Health department offering thermometer exchange
http://www.chieftain.com/metro/1171717202/3

By JAMES AMOS
THE PUEBLO CHIEFTAIN

If you’ve got mercury thermometers, old medications or used hypodermic needles, the Pueblo City-County Health Department has a way to help you get rid of them.

The health department offers disposal services for both the thermometers and the needles, and it can help you get rid of the unused or outdated medications in a way that won’t hurt people or the environment.

All three services have been offered by the Pueblo health department for a while, according to Katie Davis, a microbiologist at the department’s laboratory.

But people still call the department to ask what they should do, she said.

Mercury thermometers can be brought to the health department itself and exchanged for free digital thermometers, which don’t have mercury in them.
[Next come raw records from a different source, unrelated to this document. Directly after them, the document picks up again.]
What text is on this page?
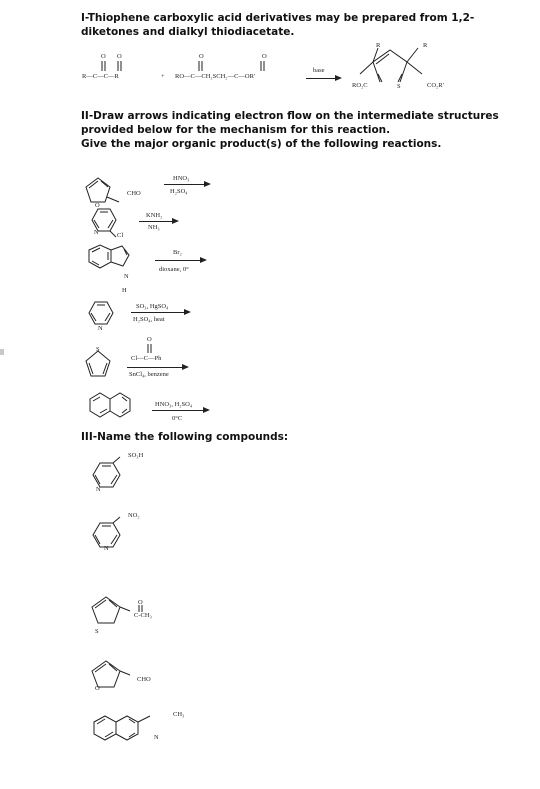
I-Thiophene carboxylic acid derivatives may be prepared from 1,2-
diketones and dialkyl thiodiacetate.
O O
R—C—C—R	+
O	O
RO—C—CH₂SCH₂—C—OR'
base
R	R
S
RO₂C	CO₂R'
II-Draw arrows indicating electron flow on the intermediate structures
provided below for the mechanism for this reaction.
Give the major organic product(s) of the following reactions.
O
CHO
HNO₃
H₂SO₄
N	Cl
KNH₂
NH₃
N
H
Br₂
dioxane, 0°
N
SO₃, HgSO₄
H₂SO₄, heat
S
O
Cl—C—Ph
SnCl₄, benzene
HNO₃, H₂SO₄
0°C
III-Name the following compounds:
SO₃H
N
NO₂
N
O
C-CH₃
S
CHO
O
CH₃
N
Health department spokeswoman Sarah Bruestle said mercury thermometers can break open and spill mercury. Mercury vapor is very hazardous to humans, especially children.

Mercury is the shiny silver liquid metal in older thermometers, as well as thermostats, motion switches and some other devices.

Thermometers with a red liquid inside - which is alcohol - are safe to keep and use, she said.

The health department collected about 400 mercury thermometers last year, Davis said. The thermometers are sent to a company that breaks them open and recycles the mercury.

People also call the health department to ask what they should do if they spill mercury, Bruestle said.

Because mercury vapor is toxic, Bruestle said you should open a window to get air circulating. Then gather up the mercury in paper towels or something else and put it inside a re-sealable plastic bag, and put that inside another re-sealable bag. The health department will dispose of the mercury for you, Bruestle said, or you can keep it to turn in at the department’s household hazardous materials clean-up day in May 2008.

Getting rid of used hypodermic needles properly is important because the needles can poke garbage workers and infect them, or just scare them.

The health department has two options for diabetics, cancer patients and other who regularly use syringes.

You can buy a "sharps" container from the department for $8 or $15, she said, fill it and return it to the health department for proper disposal. The purchase price includes the cost of disposal.

Or the health department can point you to several companies that offer the same sort or service, or which sell needle "disintegration" machines that use a short plasma arch to melt the needle into a clump.

Syringe users once were told just to toss their used needles in detergent bottles or other heavy plastic containers.

But Bruestle said trash is compacted now and the bottles can break open, spilling the needles out and putting trash workers at risk.

The health department doesn’t dispose of old or unused medications, Davis said. But it can help people get rid of them in a safe way.

If a person can, they should keep their old medications and bring them to the clean-up day in May 2008, she said.

But if someone wants to get rid of their old medications sooner, they can throw them away after they’ve taken any patient’s name off the bottle and made sure no one will get the medications before the trash workers come.

The department used to tell people to flush unused or outdated medications down the toilet, Davis said.

But a city’s sewage treatment plant isn’t designed to remove pharmaceutical chemicals, so they can hurt the environment, she said.

Bruestle said one study showed the fish below Front Range sewage treatment plants were all hermaphrodites, having both male and female sexual tissues. That shows that residual chemicals in water from treatment plants - in this case certain hormones - can cause problems for aquatic life.

Also, flushing antibiotics can make germs in the outside world more resistant to antibiotics, she said.

So Davis said people should take their names off the medication bottle and try to make the medication as unpalatable as possible so no one will ingest it later.

Sawdust or cat litter can be added to liquid medications, she said. Solid medications can be mixed with cayenne pepper sauce or anything else nontoxic to make them inedible.

Chemotherapy drugs shouldn’t be thrown away at all, according to Davis, because they are toxic. They should be returned to the patient’s hospital.

The digital thermometer exchange will be held only as long as the health department’s supplies last, Davis said, but "it’s not like we only have six of them. We have a lot."